Dee looked away. “I can’t recall.”
Sam pulled the dress over her head, looked at the label, and gasped in horror. “This is a size
ten!
”
“So?”
“So, I can’t wear a ten. What if someone found out?”
“If you don’t want to wear it, don’t wear it. I’ll get the maid to return it. But honestly, Sam, it looks great on you.”
“You think?” Sam checked out her reflection again, sucking in her stomach. It really did look good. And now she recalled that the time she and Ben had talked philosophy at that party, she’d been wearing a black cashmere tee. He’d said she looked nice, too. “Ben likes black.”
“Ben?” Dee’s voice was sharp. “Ben Birnbaum? What does Ben Birnbaum have to do with anything?”
Damn. Why had Sam been stupid enough to say aloud what she’d been thinking? No one knew how she felt about Ben. Like she’d ever be dumb enough to tell Dee (a girl with a pathological inability to keep her mouth shut) that she’d been crushing on him. The news would end up on a billboard above Highland Avenue the size of Hollywood billboard queen Angelyne’s.

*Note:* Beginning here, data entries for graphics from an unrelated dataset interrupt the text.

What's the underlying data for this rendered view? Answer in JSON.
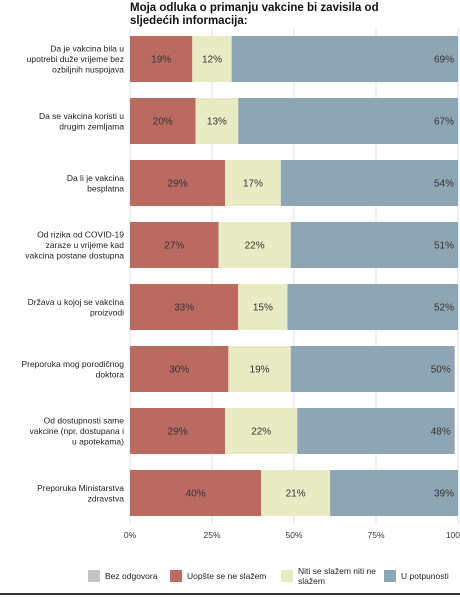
{
  "title": "Moja odluka o primanju vakcine bi zavisila od sljedećih informacija:",
  "colors": {
    "no_answer": "#c4c4c4",
    "disagree": "#bb6a62",
    "neutral": "#e9ebc4",
    "agree": "#8ea6b4",
    "grid": "#e3e3e3"
  },
  "chart_data": {
    "type": "bar",
    "orientation": "horizontal",
    "stacked": true,
    "title": "Moja odluka o primanju vakcine bi zavisila od sljedećih informacija:",
    "categories": [
      "Da je vakcina bila u upotrebi duže vrijeme bez ozbiljnih nuspojava",
      "Da se vakcina koristi u drugim zemljama",
      "Da li je vakcina besplatna",
      "Od rizika od COVID-19 zaraze u vrijeme kad vakcina postane dostupna",
      "Država u kojoj se vakcina proizvodi",
      "Preporuka mog porodičnog doktora",
      "Od dostupnosti same vakcine (npr. dostupana i u apotekama)",
      "Preporuka Ministarstva zdravstva"
    ],
    "category_lines": [
      [
        "Da je vakcina  bila u",
        "upotrebi duže vrijeme bez",
        "ozbiljnih nuspojava"
      ],
      [
        "Da se vakcina koristi u",
        "drugim zemljama"
      ],
      [
        "Da li je vakcina",
        "besplatna"
      ],
      [
        "Od rizika od COVID-19",
        "zaraze u vrijeme kad",
        "vakcina postane dostupna"
      ],
      [
        "Država u kojoj se vakcina",
        "proizvodi"
      ],
      [
        "Preporuka mog porodičnog",
        "doktora"
      ],
      [
        "Od dostupnosti same",
        "vakcine (npr. dostupana i",
        "u apotekama)"
      ],
      [
        "Preporuka Ministarstva",
        "zdravstva"
      ]
    ],
    "series": [
      {
        "name": "Bez odgovora",
        "values": [
          0,
          0,
          0,
          0,
          0,
          0,
          0,
          0
        ],
        "labels": [
          "",
          "",
          "",
          "",
          "",
          "",
          "",
          ""
        ]
      },
      {
        "name": "Uopšte se ne slažem",
        "values": [
          19,
          20,
          29,
          27,
          33,
          30,
          29,
          40
        ],
        "labels": [
          "19%",
          "20%",
          "29%",
          "27%",
          "33%",
          "30%",
          "29%",
          "40%"
        ]
      },
      {
        "name": "Niti se slažem niti ne slažem",
        "values": [
          12,
          13,
          17,
          22,
          15,
          19,
          22,
          21
        ],
        "labels": [
          "12%",
          "13%",
          "17%",
          "22%",
          "15%",
          "19%",
          "22%",
          "21%"
        ]
      },
      {
        "name": "U potpunosti",
        "values": [
          69,
          67,
          54,
          51,
          52,
          50,
          48,
          39
        ],
        "labels": [
          "69%",
          "67%",
          "54%",
          "51%",
          "52%",
          "50%",
          "48%",
          "39%"
        ]
      }
    ],
    "x_ticks": [
      0,
      25,
      50,
      75,
      100
    ],
    "x_tick_labels": [
      "0%",
      "25%",
      "50%",
      "75%",
      "100"
    ],
    "xlim": [
      0,
      100
    ],
    "legend_position": "bottom",
    "grid": true
  },
  "legend": [
    {
      "label": "Bez odgovora",
      "color": "#c4c4c4"
    },
    {
      "label": "Uopšte se ne slažem",
      "color": "#bb6a62"
    },
    {
      "label": "Niti se slažem niti ne slažem",
      "color": "#e9ebc4"
    },
    {
      "label": "U potpunosti",
      "color": "#8ea6b4"
    }
  ]
}
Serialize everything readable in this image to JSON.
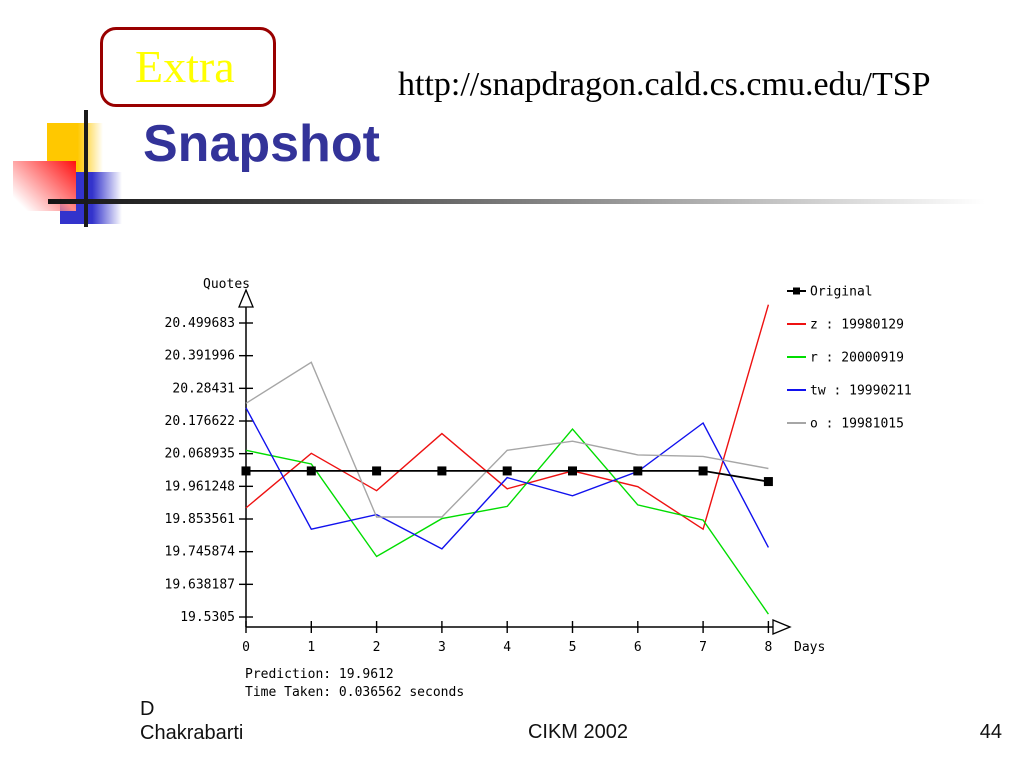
{
  "badge": {
    "label": "Extra"
  },
  "header": {
    "url": "http://snapdragon.cald.cs.cmu.edu/TSP",
    "title": "Snapshot"
  },
  "footer": {
    "author_line1": "D",
    "author_line2": "Chakrabarti",
    "conference": "CIKM 2002",
    "page_number": "44"
  },
  "colors": {
    "title_blue": "#333399",
    "badge_border_red": "#990000",
    "badge_text_yellow": "#ffff00",
    "series_original": "#000000",
    "series_z": "#ee1111",
    "series_r": "#00dd00",
    "series_tw": "#1111ee",
    "series_o": "#a6a6a6"
  },
  "chart_data": {
    "type": "line",
    "title": "",
    "xlabel": "Days",
    "ylabel": "Quotes",
    "grid": false,
    "legend_position": "top-right",
    "x": [
      0,
      1,
      2,
      3,
      4,
      5,
      6,
      7,
      8
    ],
    "x_tick_labels": [
      "0",
      "1",
      "2",
      "3",
      "4",
      "5",
      "6",
      "7",
      "8"
    ],
    "y_tick_labels": [
      "20.499683",
      "20.391996",
      "20.28431",
      "20.176622",
      "20.068935",
      "19.961248",
      "19.853561",
      "19.745874",
      "19.638187",
      "19.5305"
    ],
    "ylim": [
      19.5305,
      20.499683
    ],
    "series": [
      {
        "id": "original",
        "name": "Original",
        "color": "#000000",
        "marker": "square",
        "values": [
          20.012,
          20.012,
          20.012,
          20.012,
          20.012,
          20.012,
          20.012,
          20.012,
          19.977
        ]
      },
      {
        "id": "z",
        "name": "z : 19980129",
        "color": "#ee1111",
        "marker": "none",
        "values": [
          19.89,
          20.07,
          19.947,
          20.135,
          19.953,
          20.012,
          19.96,
          19.82,
          20.56
        ]
      },
      {
        "id": "r",
        "name": "r : 20000919",
        "color": "#00dd00",
        "marker": "none",
        "values": [
          20.08,
          20.035,
          19.73,
          19.855,
          19.895,
          20.15,
          19.9,
          19.85,
          19.54
        ]
      },
      {
        "id": "tw",
        "name": "tw : 19990211",
        "color": "#1111ee",
        "marker": "none",
        "values": [
          20.22,
          19.82,
          19.868,
          19.755,
          19.99,
          19.93,
          20.01,
          20.17,
          19.76
        ]
      },
      {
        "id": "o",
        "name": "o : 19981015",
        "color": "#a6a6a6",
        "marker": "none",
        "values": [
          20.235,
          20.37,
          19.86,
          19.86,
          20.08,
          20.11,
          20.065,
          20.06,
          20.02
        ]
      }
    ],
    "annotations": [
      "Prediction: 19.9612",
      "Time Taken: 0.036562 seconds"
    ]
  }
}
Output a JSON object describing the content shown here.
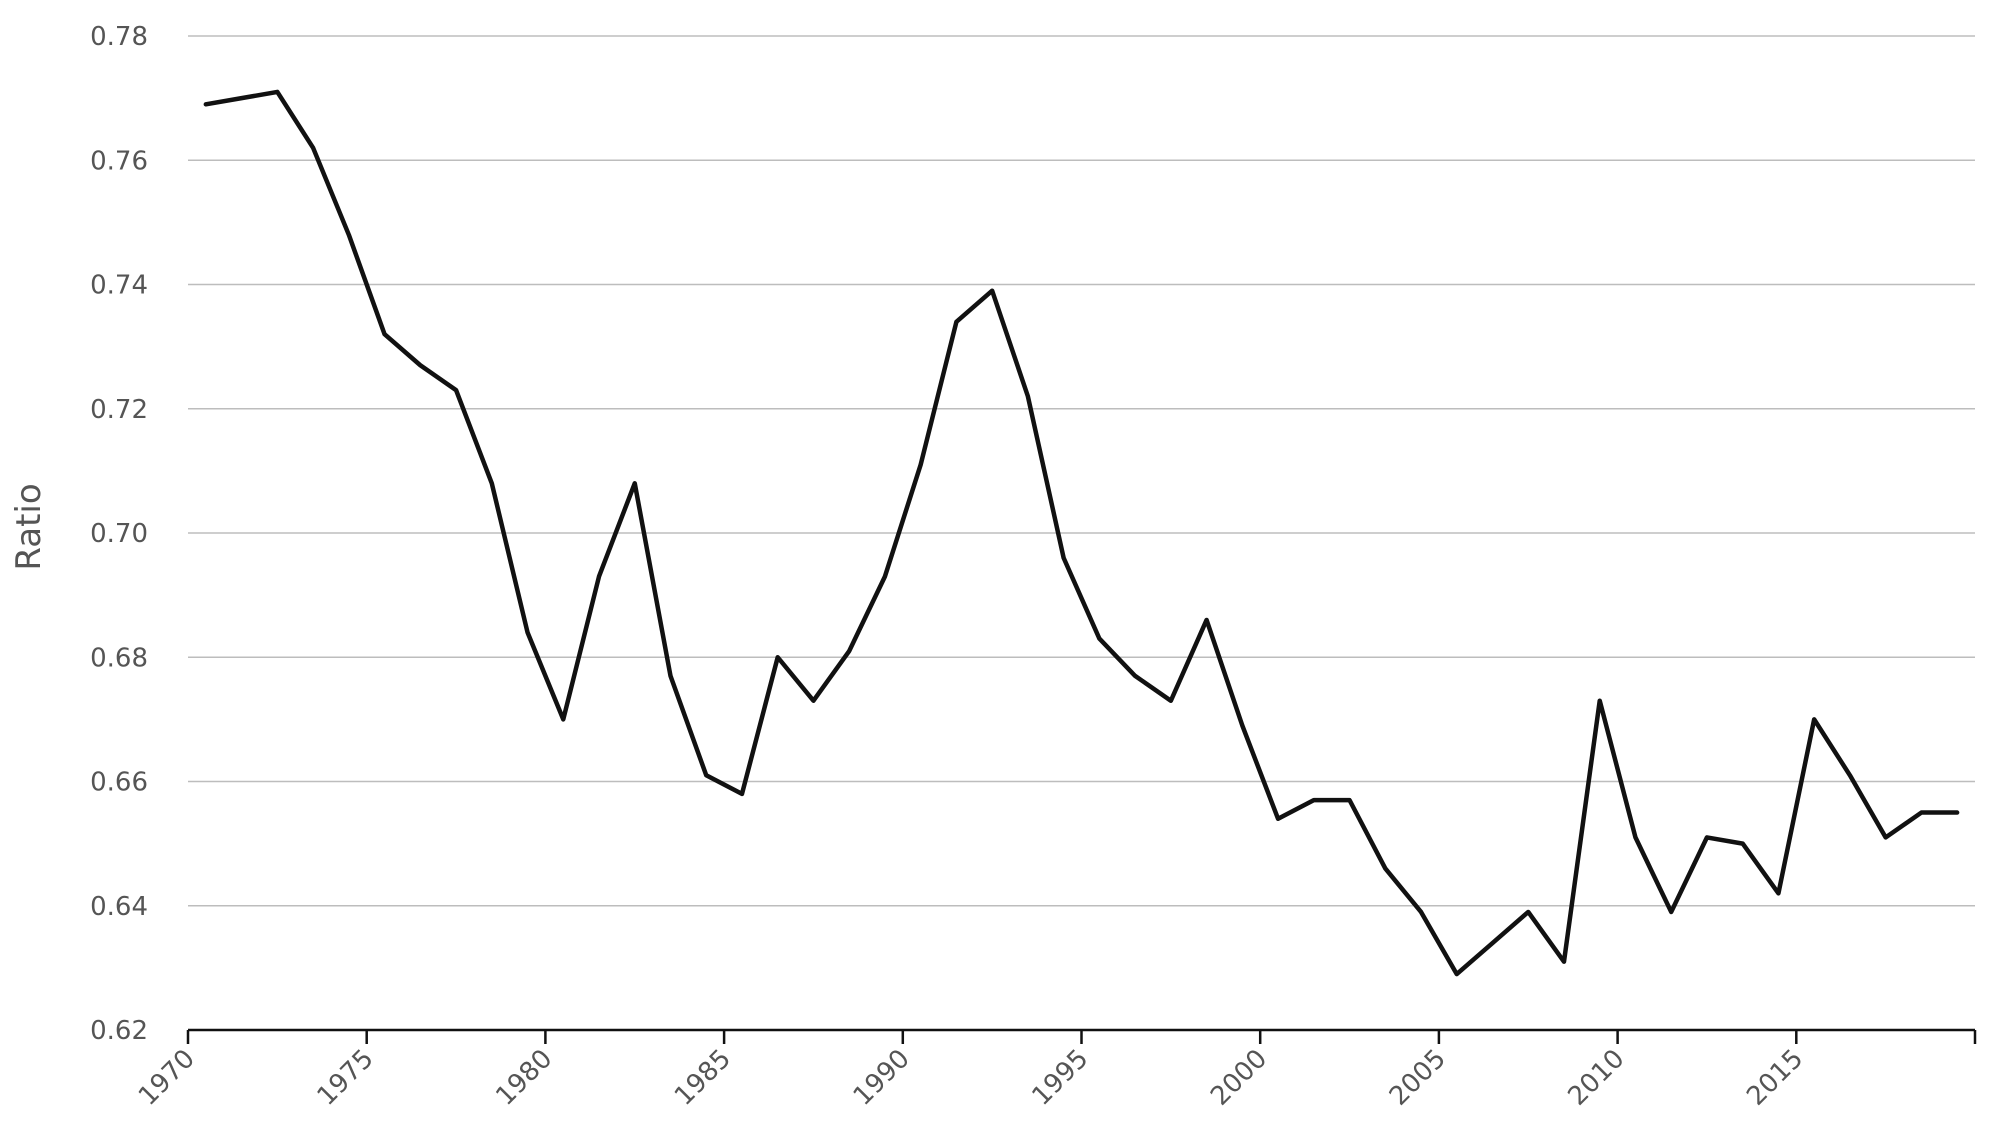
{
  "chart_data": {
    "type": "line",
    "title": "",
    "xlabel": "",
    "ylabel": "Ratio",
    "xlim": [
      1970,
      2020
    ],
    "ylim": [
      0.62,
      0.78
    ],
    "y_ticks": [
      0.62,
      0.64,
      0.66,
      0.68,
      0.7,
      0.72,
      0.74,
      0.76,
      0.78
    ],
    "y_tick_labels": [
      "0.62",
      "0.64",
      "0.66",
      "0.68",
      "0.70",
      "0.72",
      "0.74",
      "0.76",
      "0.78"
    ],
    "x_ticks": [
      1970,
      1975,
      1980,
      1985,
      1990,
      1995,
      2000,
      2005,
      2010,
      2015
    ],
    "x_tick_labels": [
      "1970",
      "1975",
      "1980",
      "1985",
      "1990",
      "1995",
      "2000",
      "2005",
      "2010",
      "2015"
    ],
    "grid": "horizontal",
    "legend": "none",
    "colors": {
      "line": "#111111",
      "grid": "#bdbdbd",
      "axis": "#111111",
      "text": "#555555"
    },
    "series": [
      {
        "x": [
          1970,
          1971,
          1972,
          1973,
          1974,
          1975,
          1976,
          1977,
          1978,
          1979,
          1980,
          1981,
          1982,
          1983,
          1984,
          1985,
          1986,
          1987,
          1988,
          1989,
          1990,
          1991,
          1992,
          1993,
          1994,
          1995,
          1996,
          1997,
          1998,
          1999,
          2000,
          2001,
          2002,
          2003,
          2004,
          2005,
          2006,
          2007,
          2008,
          2009,
          2010,
          2011,
          2012,
          2013,
          2014,
          2015,
          2016,
          2017,
          2018,
          2019
        ],
        "values": [
          0.769,
          0.77,
          0.771,
          0.762,
          0.748,
          0.732,
          0.727,
          0.723,
          0.708,
          0.684,
          0.67,
          0.693,
          0.708,
          0.677,
          0.661,
          0.658,
          0.68,
          0.673,
          0.681,
          0.693,
          0.711,
          0.734,
          0.739,
          0.722,
          0.696,
          0.683,
          0.677,
          0.673,
          0.686,
          0.669,
          0.654,
          0.657,
          0.657,
          0.646,
          0.639,
          0.629,
          0.634,
          0.639,
          0.631,
          0.673,
          0.651,
          0.639,
          0.651,
          0.65,
          0.642,
          0.67,
          0.661,
          0.651,
          0.655,
          0.655
        ]
      }
    ]
  }
}
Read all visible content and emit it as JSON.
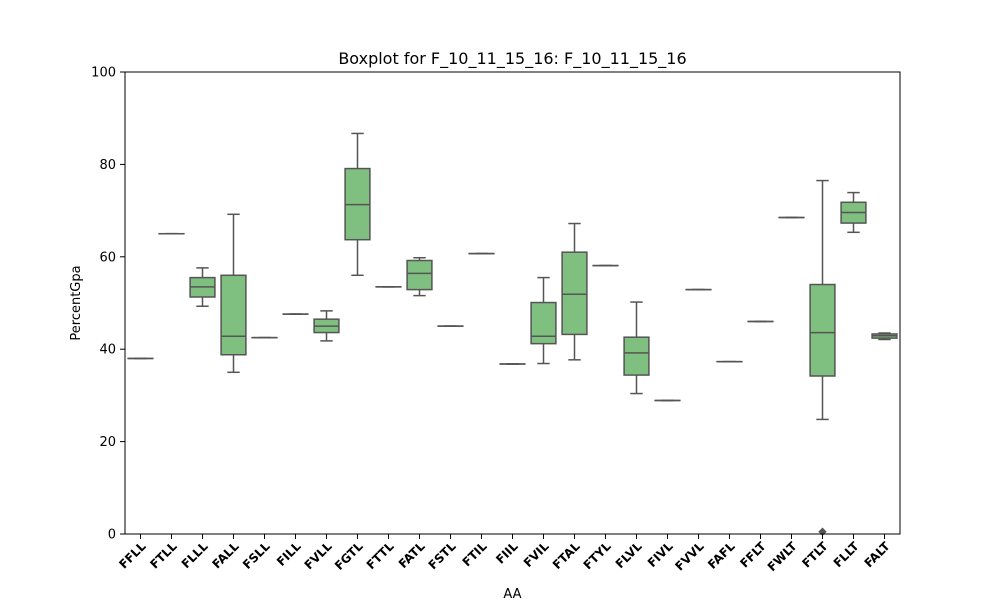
{
  "chart_data": {
    "type": "boxplot",
    "title": "Boxplot for F_10_11_15_16: F_10_11_15_16",
    "xlabel": "AA",
    "ylabel": "PercentGpa",
    "ylim": [
      0,
      100
    ],
    "yticks": [
      0,
      20,
      40,
      60,
      80,
      100
    ],
    "box_color": "#7fbf7f",
    "line_color": "#555555",
    "grid": false,
    "categories": [
      "FFLL",
      "FTLL",
      "FLLL",
      "FALL",
      "FSLL",
      "FILL",
      "FVLL",
      "FGTL",
      "FTTL",
      "FATL",
      "FSTL",
      "FTIL",
      "FIIL",
      "FVIL",
      "FTAL",
      "FTYL",
      "FLVL",
      "FIVL",
      "FVVL",
      "FAFL",
      "FFLT",
      "FWLT",
      "FTLT",
      "FLLT",
      "FALT"
    ],
    "boxes": [
      {
        "whislo": 38.0,
        "q1": 38.0,
        "med": 38.0,
        "q3": 38.0,
        "whishi": 38.0,
        "fliers": []
      },
      {
        "whislo": 65.0,
        "q1": 65.0,
        "med": 65.0,
        "q3": 65.0,
        "whishi": 65.0,
        "fliers": []
      },
      {
        "whislo": 49.3,
        "q1": 51.3,
        "med": 53.5,
        "q3": 55.5,
        "whishi": 57.6,
        "fliers": []
      },
      {
        "whislo": 35.0,
        "q1": 38.8,
        "med": 42.8,
        "q3": 56.0,
        "whishi": 69.2,
        "fliers": []
      },
      {
        "whislo": 42.5,
        "q1": 42.5,
        "med": 42.5,
        "q3": 42.5,
        "whishi": 42.5,
        "fliers": []
      },
      {
        "whislo": 47.6,
        "q1": 47.6,
        "med": 47.6,
        "q3": 47.6,
        "whishi": 47.6,
        "fliers": []
      },
      {
        "whislo": 41.8,
        "q1": 43.6,
        "med": 45.0,
        "q3": 46.5,
        "whishi": 48.3,
        "fliers": []
      },
      {
        "whislo": 56.0,
        "q1": 63.7,
        "med": 71.3,
        "q3": 79.1,
        "whishi": 86.7,
        "fliers": []
      },
      {
        "whislo": 53.5,
        "q1": 53.5,
        "med": 53.5,
        "q3": 53.5,
        "whishi": 53.5,
        "fliers": []
      },
      {
        "whislo": 51.6,
        "q1": 52.9,
        "med": 56.4,
        "q3": 59.2,
        "whishi": 59.8,
        "fliers": []
      },
      {
        "whislo": 45.0,
        "q1": 45.0,
        "med": 45.0,
        "q3": 45.0,
        "whishi": 45.0,
        "fliers": []
      },
      {
        "whislo": 60.7,
        "q1": 60.7,
        "med": 60.7,
        "q3": 60.7,
        "whishi": 60.7,
        "fliers": []
      },
      {
        "whislo": 36.8,
        "q1": 36.8,
        "med": 36.8,
        "q3": 36.8,
        "whishi": 36.8,
        "fliers": []
      },
      {
        "whislo": 36.9,
        "q1": 41.2,
        "med": 42.8,
        "q3": 50.1,
        "whishi": 55.5,
        "fliers": []
      },
      {
        "whislo": 37.7,
        "q1": 43.2,
        "med": 51.9,
        "q3": 61.0,
        "whishi": 67.2,
        "fliers": []
      },
      {
        "whislo": 58.1,
        "q1": 58.1,
        "med": 58.1,
        "q3": 58.1,
        "whishi": 58.1,
        "fliers": []
      },
      {
        "whislo": 30.4,
        "q1": 34.4,
        "med": 39.2,
        "q3": 42.6,
        "whishi": 50.2,
        "fliers": []
      },
      {
        "whislo": 28.9,
        "q1": 28.9,
        "med": 28.9,
        "q3": 28.9,
        "whishi": 28.9,
        "fliers": []
      },
      {
        "whislo": 52.9,
        "q1": 52.9,
        "med": 52.9,
        "q3": 52.9,
        "whishi": 52.9,
        "fliers": []
      },
      {
        "whislo": 37.3,
        "q1": 37.3,
        "med": 37.3,
        "q3": 37.3,
        "whishi": 37.3,
        "fliers": []
      },
      {
        "whislo": 46.0,
        "q1": 46.0,
        "med": 46.0,
        "q3": 46.0,
        "whishi": 46.0,
        "fliers": []
      },
      {
        "whislo": 68.5,
        "q1": 68.5,
        "med": 68.5,
        "q3": 68.5,
        "whishi": 68.5,
        "fliers": []
      },
      {
        "whislo": 24.8,
        "q1": 34.2,
        "med": 43.6,
        "q3": 54.0,
        "whishi": 76.5,
        "fliers": [
          0.5
        ]
      },
      {
        "whislo": 65.3,
        "q1": 67.3,
        "med": 69.6,
        "q3": 71.8,
        "whishi": 73.9,
        "fliers": []
      },
      {
        "whislo": 42.1,
        "q1": 42.4,
        "med": 42.9,
        "q3": 43.3,
        "whishi": 43.5,
        "fliers": []
      }
    ]
  }
}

“Ben has good taste, that’s all,” Sam explained. “How many straight guys do you know with good taste?”
“Sam, you wouldn’t have said his name unless he was on your mind or something.” Dee’s azure eyes widened. “Are you into him?”
“I only like him as a friend, Dee.”
“Translation: I want to jump his bones,” Dee quipped.
“I’m just looking out for Cammie,” Sam improvised. “She wants him back.”
“How do you know?”
“I was with her when she left a message on Ben’s cell that she wasn’t bringing a date and they should talk,” Sam said patiently. “You know she still hasn’t gotten over the fact that he broke up with her.”
“Hmmm.” Dee nibbled her lower lip. “And he
is
coming to the wedding alone.”
“How do you know?”
“Cammie must have mentioned it,” Dee said evasively.